Jill Biden speaks about military families during a virtual event from the Eisenhower Executive Office Building on the White House campus on 7 April
Jill Biden speaks about military families during a virtual event from the Eisenhower Executive Office Building on the White House campus on 7 April Photograph: Brendan Smialowski/AFP/Getty Images

“She has done a good job of exuding the kind of compassion that we have been missing over the last four years but I don’t think we’ve seen as much of her as I thought we would. Part of that is the pandemic, but also she’s teaching and that’s a balancing act, a difficult needle to thread.”

This might partly explain why Jill has not elicited the same visceral backlash as the two women who came before her. She has avoided the kind of gaffes that would make her a lightning rod for rightwing criticism. When in December an opinion column in the Wall Street Journal called for her to drop the title “Dr”, it was widely condemned as a sexist attack.

Jill is known as “Dr B” to her students at Nova, where she continues to teach remotely during the pandemic. Jimmie McClellan, the dean of liberal arts at the college and her supervisor, said: “We still see her as a colleague as opposed to whatever hat she may wear when she’s not on campus.

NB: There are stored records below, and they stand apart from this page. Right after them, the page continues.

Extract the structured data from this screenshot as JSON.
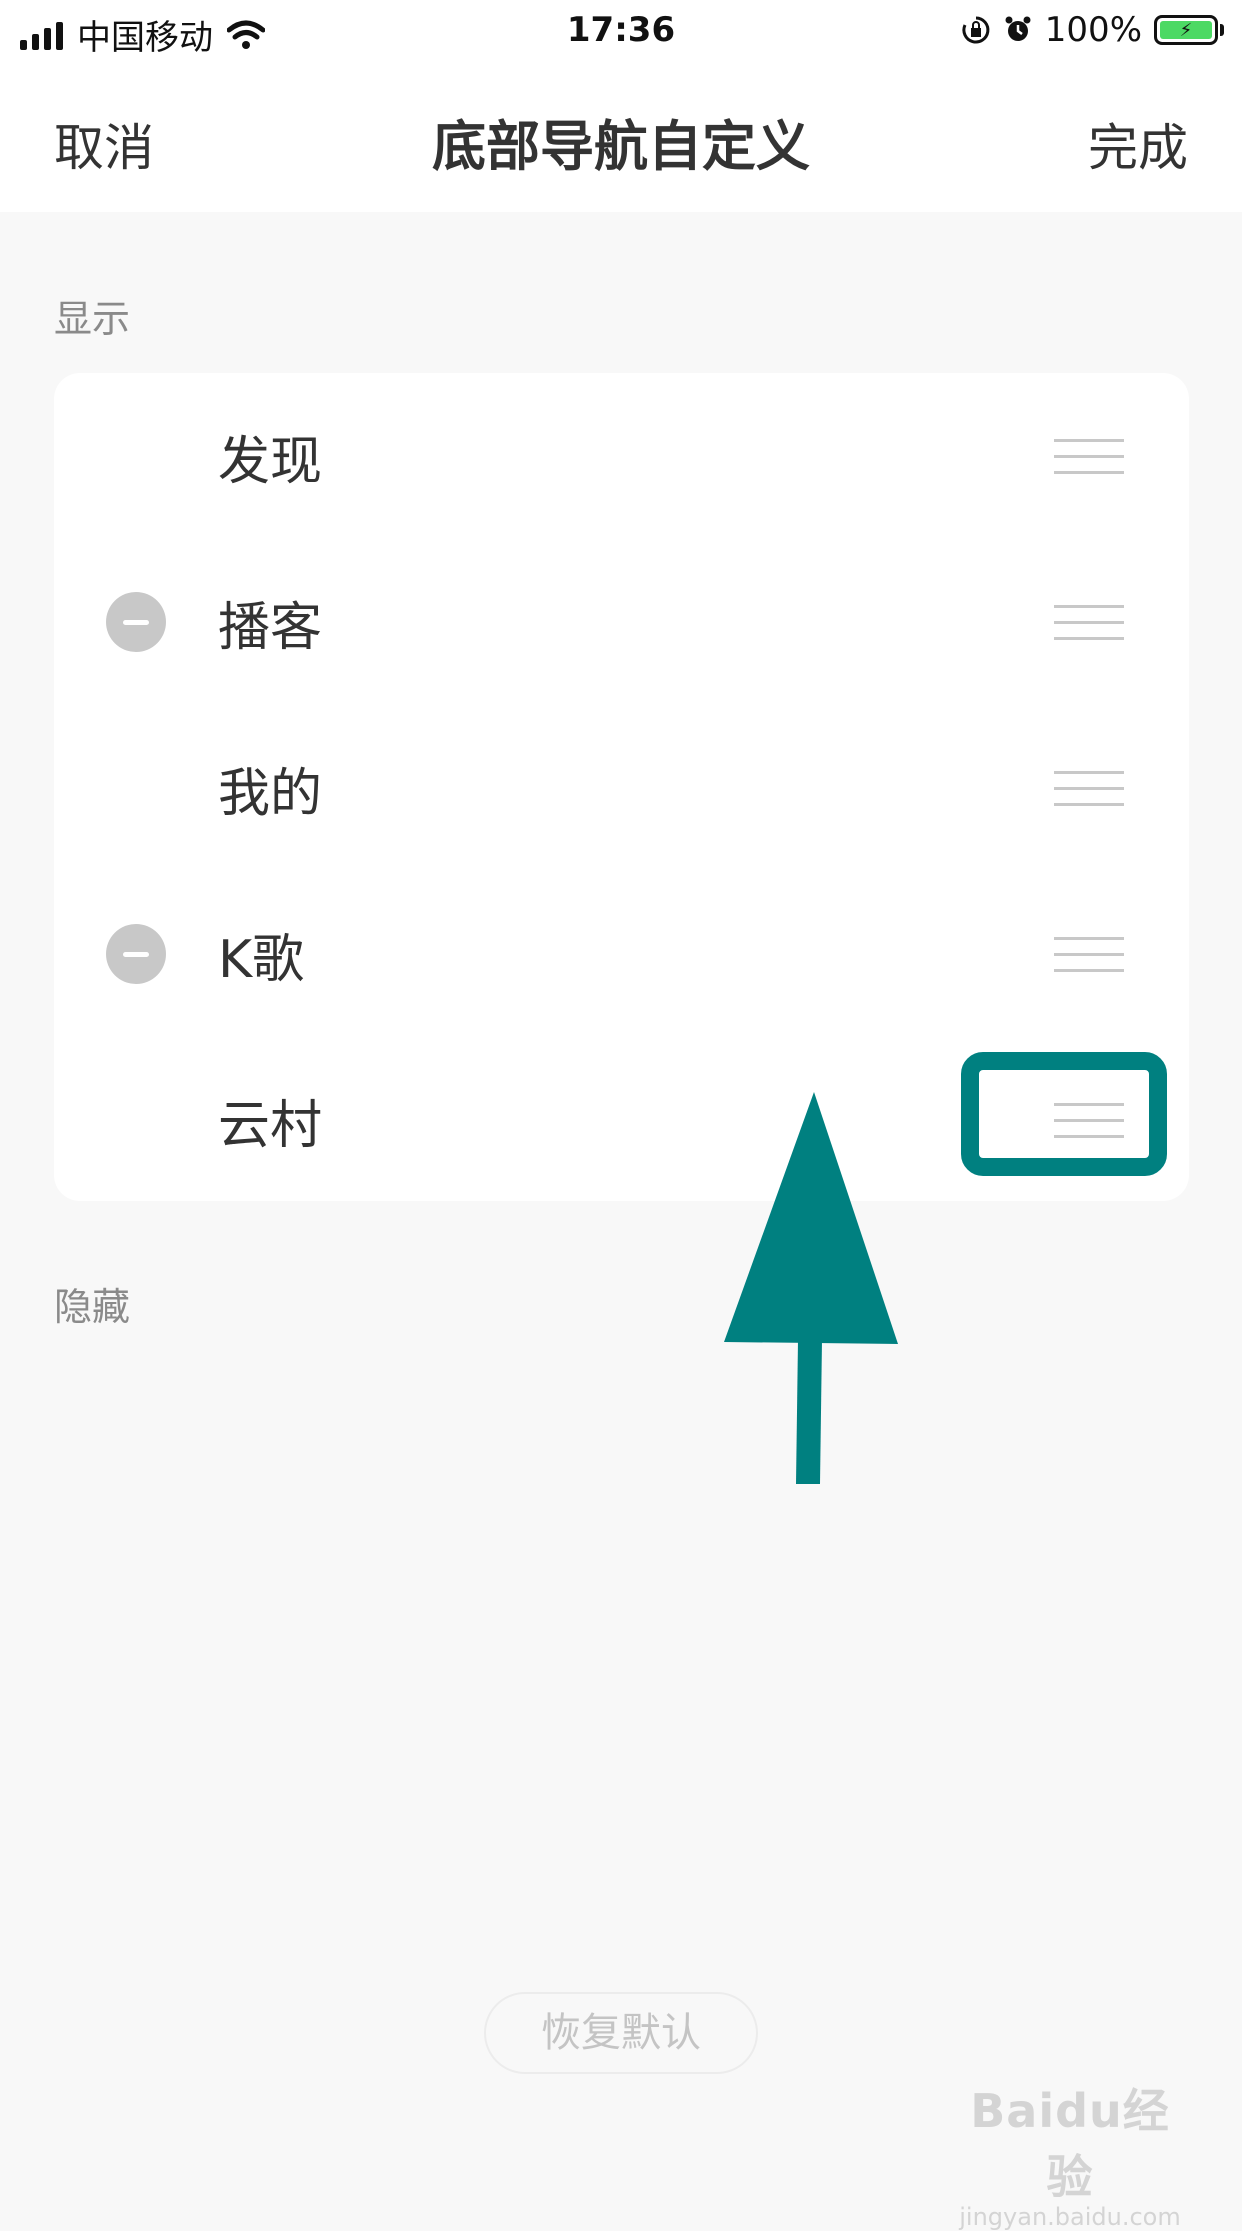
{
  "status_bar": {
    "carrier": "中国移动",
    "time": "17:36",
    "battery_percent": "100%",
    "icons": [
      "signal-icon",
      "wifi-icon",
      "orientation-lock-icon",
      "alarm-icon",
      "battery-charging-icon"
    ]
  },
  "nav": {
    "cancel_label": "取消",
    "title": "底部导航自定义",
    "done_label": "完成"
  },
  "shown_section": {
    "header": "显示",
    "items": [
      {
        "label": "发现",
        "removable": false
      },
      {
        "label": "播客",
        "removable": true
      },
      {
        "label": "我的",
        "removable": false
      },
      {
        "label": "K歌",
        "removable": true
      },
      {
        "label": "云村",
        "removable": false
      }
    ]
  },
  "hidden_section": {
    "header": "隐藏"
  },
  "restore_default_label": "恢复默认",
  "annotation": {
    "color": "#008080"
  },
  "watermark": {
    "logo": "Baidu经验",
    "url": "jingyan.baidu.com"
  }
}
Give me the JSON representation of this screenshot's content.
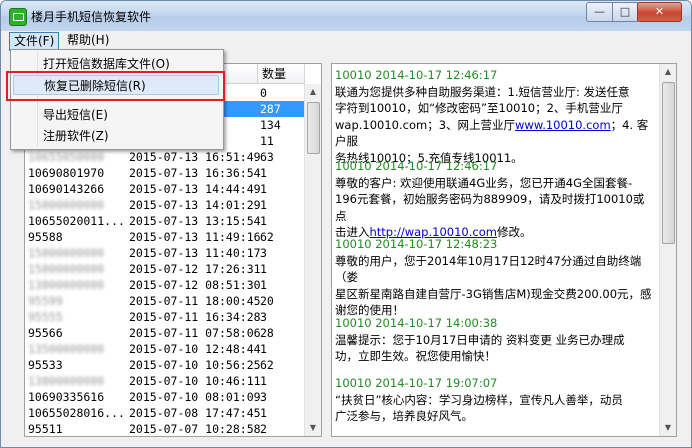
{
  "window": {
    "title": "楼月手机短信恢复软件",
    "buttons": {
      "minimize": "—",
      "maximize": "□",
      "close": "✕"
    }
  },
  "menubar": {
    "file": "文件(F)",
    "help": "帮助(H)"
  },
  "file_menu": {
    "items": [
      {
        "label": "打开短信数据库文件(O)"
      },
      {
        "label": "恢复已删除短信(R)"
      },
      {
        "label": "导出短信(E)"
      },
      {
        "label": "注册软件(Z)"
      }
    ]
  },
  "list": {
    "headers": {
      "number": "",
      "time": "",
      "count": "数量"
    },
    "rows": [
      {
        "number": "",
        "time": "",
        "count": "0"
      },
      {
        "number": "",
        "time": "36",
        "count": "287",
        "selected": true
      },
      {
        "number": "",
        "time": "08",
        "count": "134"
      },
      {
        "number": "",
        "time": "04",
        "count": "11"
      },
      {
        "number": "10655050000",
        "time": "2015-07-13 16:51:49",
        "count": "63",
        "blurred": true
      },
      {
        "number": "10690801970",
        "time": "2015-07-13 16:36:54",
        "count": "1"
      },
      {
        "number": "10690143266",
        "time": "2015-07-13 14:44:49",
        "count": "1"
      },
      {
        "number": "15800000000",
        "time": "2015-07-13 14:01:29",
        "count": "1",
        "blurred": true
      },
      {
        "number": "10655020011...",
        "time": "2015-07-13 13:15:54",
        "count": "1"
      },
      {
        "number": "95588",
        "time": "2015-07-13 11:49:16",
        "count": "62"
      },
      {
        "number": "15800000000",
        "time": "2015-07-13 11:40:17",
        "count": "3",
        "blurred": true
      },
      {
        "number": "15800000000",
        "time": "2015-07-12 17:26:31",
        "count": "1",
        "blurred": true
      },
      {
        "number": "13800000000",
        "time": "2015-07-12 08:51:30",
        "count": "1",
        "blurred": true
      },
      {
        "number": "95599",
        "time": "2015-07-11 18:00:45",
        "count": "20",
        "blurred": true
      },
      {
        "number": "95555",
        "time": "2015-07-11 16:34:28",
        "count": "3",
        "blurred": true
      },
      {
        "number": "95566",
        "time": "2015-07-11 07:58:06",
        "count": "28"
      },
      {
        "number": "13500000000",
        "time": "2015-07-10 12:48:44",
        "count": "1",
        "blurred": true
      },
      {
        "number": "95533",
        "time": "2015-07-10 10:56:25",
        "count": "62"
      },
      {
        "number": "13800000000",
        "time": "2015-07-10 10:46:11",
        "count": "1",
        "blurred": true
      },
      {
        "number": "10690335616",
        "time": "2015-07-10 08:01:09",
        "count": "3"
      },
      {
        "number": "10655028016...",
        "time": "2015-07-08 17:47:45",
        "count": "1"
      },
      {
        "number": "95511",
        "time": "2015-07-07 10:28:58",
        "count": "2"
      }
    ]
  },
  "messages": [
    {
      "header": "10010 2014-10-17 12:46:17",
      "lines": [
        "联通为您提供多种自助服务渠道：1.短信营业厅: 发送任意",
        "字符到10010，如“修改密码”至10010；2、手机营业厅"
      ],
      "line3_pre": "wap.10010.com；3、网上营业厅",
      "line3_link": "www.10010.com",
      "line3_post": "；4. 客户服",
      "line4": "务热线10010；5.充值专线10011。"
    },
    {
      "header": "10010 2014-10-17 12:46:17",
      "lines": [
        "尊敬的客户: 欢迎使用联通4G业务，您已开通4G全国套餐-",
        "196元套餐，初始服务密码为889909，请及时拨打10010或点"
      ],
      "line3_pre": "击进入",
      "line3_link": "http://wap.10010.com",
      "line3_post": "修改。"
    },
    {
      "header": "10010 2014-10-17 12:48:23",
      "lines": [
        "尊敬的用户，您于2014年10月17日12时47分通过自助终端（娄",
        "星区新星南路自建自营厅-3G销售店M)现金交费200.00元，感",
        "谢您的使用！"
      ]
    },
    {
      "header": "10010 2014-10-17 14:00:38",
      "lines": [
        "温馨提示：您于10月17日申请的 资料变更 业务已办理成",
        "功，立即生效。祝您使用愉快！"
      ]
    },
    {
      "header": "10010 2014-10-17 19:07:07",
      "lines": [
        "“扶贫日”核心内容：学习身边榜样，宣传凡人善举，动员",
        "广泛参与，培养良好风气。"
      ]
    }
  ]
}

“That’s the way she prefers it because she wants to separate these two parts of her life. She has her career and her husband has his career and she’s not really defined by her husband’s career, but by her own. She’s a professor of English and she earned the title of doctor and she uses it, as do I.”

Moving to the most famous address in America hasn’t changed her, McClellan added. “She didn’t change when she became second lady. She didn’t change when she wasn’t second lady any more and she hasn’t changed now. She’s still a dedicated teacher.”